2025-11-18 中国科学院(CAS)
<関連情報>
- https://english.cas.cn/newsroom/research_news/chem/202511/t20251118_1116511.shtml
- https://onlinelibrary.wiley.com/doi/abs/10.1002/anie.202517618
金属相保護によりBiの浸出を抑制し、耐久性のある酸性CO 2電気還元によるギ酸の生成を実現 Metal-Phase Protection Suppresses Bi Leaching for Durable Acidic CO2 Electroreduction to Formic Acid
Zijian Tan, Zhendong Luo, Zichao Wu, Dr. Xiaotong Li, Prof. Dr. Fang Lu, Prof. Dr. Xukai Zhou, Prof. Dr.

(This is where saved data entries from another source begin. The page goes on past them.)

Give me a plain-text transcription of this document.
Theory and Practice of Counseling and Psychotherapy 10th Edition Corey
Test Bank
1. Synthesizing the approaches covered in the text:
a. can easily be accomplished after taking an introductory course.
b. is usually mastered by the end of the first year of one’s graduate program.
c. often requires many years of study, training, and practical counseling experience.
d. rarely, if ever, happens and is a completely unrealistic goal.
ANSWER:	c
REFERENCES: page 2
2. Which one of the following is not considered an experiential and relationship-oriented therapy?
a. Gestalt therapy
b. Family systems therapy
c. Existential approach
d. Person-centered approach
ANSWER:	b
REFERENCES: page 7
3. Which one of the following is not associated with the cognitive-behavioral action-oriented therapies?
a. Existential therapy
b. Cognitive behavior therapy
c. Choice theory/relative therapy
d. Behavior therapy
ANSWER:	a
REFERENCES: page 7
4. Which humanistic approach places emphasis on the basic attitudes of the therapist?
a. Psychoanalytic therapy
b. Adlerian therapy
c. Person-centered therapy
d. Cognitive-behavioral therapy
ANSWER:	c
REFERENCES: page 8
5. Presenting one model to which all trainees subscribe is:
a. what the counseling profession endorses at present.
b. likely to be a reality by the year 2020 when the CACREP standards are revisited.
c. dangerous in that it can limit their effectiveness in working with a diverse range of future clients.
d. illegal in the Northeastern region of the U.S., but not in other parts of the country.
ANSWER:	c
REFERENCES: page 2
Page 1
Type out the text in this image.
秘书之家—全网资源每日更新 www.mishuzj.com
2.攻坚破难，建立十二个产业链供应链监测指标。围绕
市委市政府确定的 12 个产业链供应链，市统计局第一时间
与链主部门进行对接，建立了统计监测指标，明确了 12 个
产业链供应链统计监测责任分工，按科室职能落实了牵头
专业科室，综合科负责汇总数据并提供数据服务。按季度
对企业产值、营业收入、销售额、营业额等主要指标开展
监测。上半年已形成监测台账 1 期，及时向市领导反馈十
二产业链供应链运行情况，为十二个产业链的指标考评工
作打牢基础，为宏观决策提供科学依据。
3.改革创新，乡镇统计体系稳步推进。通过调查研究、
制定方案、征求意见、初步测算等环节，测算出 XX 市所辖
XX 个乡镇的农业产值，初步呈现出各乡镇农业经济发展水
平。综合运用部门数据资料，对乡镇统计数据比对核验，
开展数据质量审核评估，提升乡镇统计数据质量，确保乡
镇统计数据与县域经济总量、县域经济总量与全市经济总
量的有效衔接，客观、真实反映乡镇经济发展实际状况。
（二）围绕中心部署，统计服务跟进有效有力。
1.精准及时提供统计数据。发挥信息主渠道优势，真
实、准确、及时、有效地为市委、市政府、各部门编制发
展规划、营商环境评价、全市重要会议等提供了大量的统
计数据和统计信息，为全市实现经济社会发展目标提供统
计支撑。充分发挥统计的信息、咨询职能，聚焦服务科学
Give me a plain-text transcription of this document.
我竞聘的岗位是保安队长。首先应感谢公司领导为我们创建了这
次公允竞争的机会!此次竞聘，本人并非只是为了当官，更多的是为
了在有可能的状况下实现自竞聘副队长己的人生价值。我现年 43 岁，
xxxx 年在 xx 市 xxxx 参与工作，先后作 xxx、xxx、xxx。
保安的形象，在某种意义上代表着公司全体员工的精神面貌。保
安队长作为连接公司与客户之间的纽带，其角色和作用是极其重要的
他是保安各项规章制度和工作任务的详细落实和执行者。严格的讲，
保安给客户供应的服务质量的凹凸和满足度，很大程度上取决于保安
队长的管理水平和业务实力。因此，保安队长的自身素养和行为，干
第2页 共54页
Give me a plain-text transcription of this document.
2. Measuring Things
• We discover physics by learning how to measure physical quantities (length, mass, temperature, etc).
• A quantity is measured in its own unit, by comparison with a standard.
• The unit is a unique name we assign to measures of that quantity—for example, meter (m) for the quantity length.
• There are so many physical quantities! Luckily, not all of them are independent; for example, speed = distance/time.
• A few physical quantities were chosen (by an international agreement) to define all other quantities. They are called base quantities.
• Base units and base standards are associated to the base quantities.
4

Dunfeng Gao
Angewandte Chemie International Edition Published: 10 November 2025
DOI:https://doi.org/10.1002/anie.202517618
Graphical Abstract
A highly durable BiCu bimetallic catalyst for acidic CO2 electroreduction to formic acid is developed via a metal phase-protection strategy. The interphase interaction between CuBi2O4 and Bi2O3 results in compressive strain and lattice contraction in the Bi2O3 phase, effectively strengthening the Bi─O bonds. This structural modulation suppresses Bi leaching during electrochemical reconstruction and preserves more Bi2O2CO3 active phases, thereby improving the long-term durability (500 h), outperforming the common Bi2O3 catalyst.
Abstract
The electrocatalytic CO2 reduction reaction (CO2RR) in acidic electrolyte mitigates salt precipitation and carbon loss compared to that in alkaline and neutral electrolytes. However, the harsh acidic environments cause metal leaching and catalyst degradation, thereby impairing activity and long-term durability. Here we propose a metal-phase protection strategy that enables in situ formation of a BiCu catalyst (Bi0.31Cu1) with impressive durability for acidic CO2RR to formic acid (HCOOH). The compressive strain of the Bi2O3 phase in Bi0.31Cu1, induced by its interaction with the CuBi2O4 phase, enhances Bi─O bond strength and mitigates Bi leaching during in situ electrochemical reconstruction, thus delivering highly desired activity and durability. The Bi0.31Cu1 catalyst achieves a HCOOH Faradaic efficiency (FE) of above 90% in a wide current density range from 200 to 650 mA cm−2. In a 0.5 M KCl electrolyte with pH 2, the Bi0.31Cu1 catalyst can continuously produce HCOOH with a FE of around 90% at 200 mA cm−2 for 500 h. This work showcases the great promise of the metal-phase protection strategy for minimizing metal leaching and improving the long-term durability of acidic CO2 electrolysis.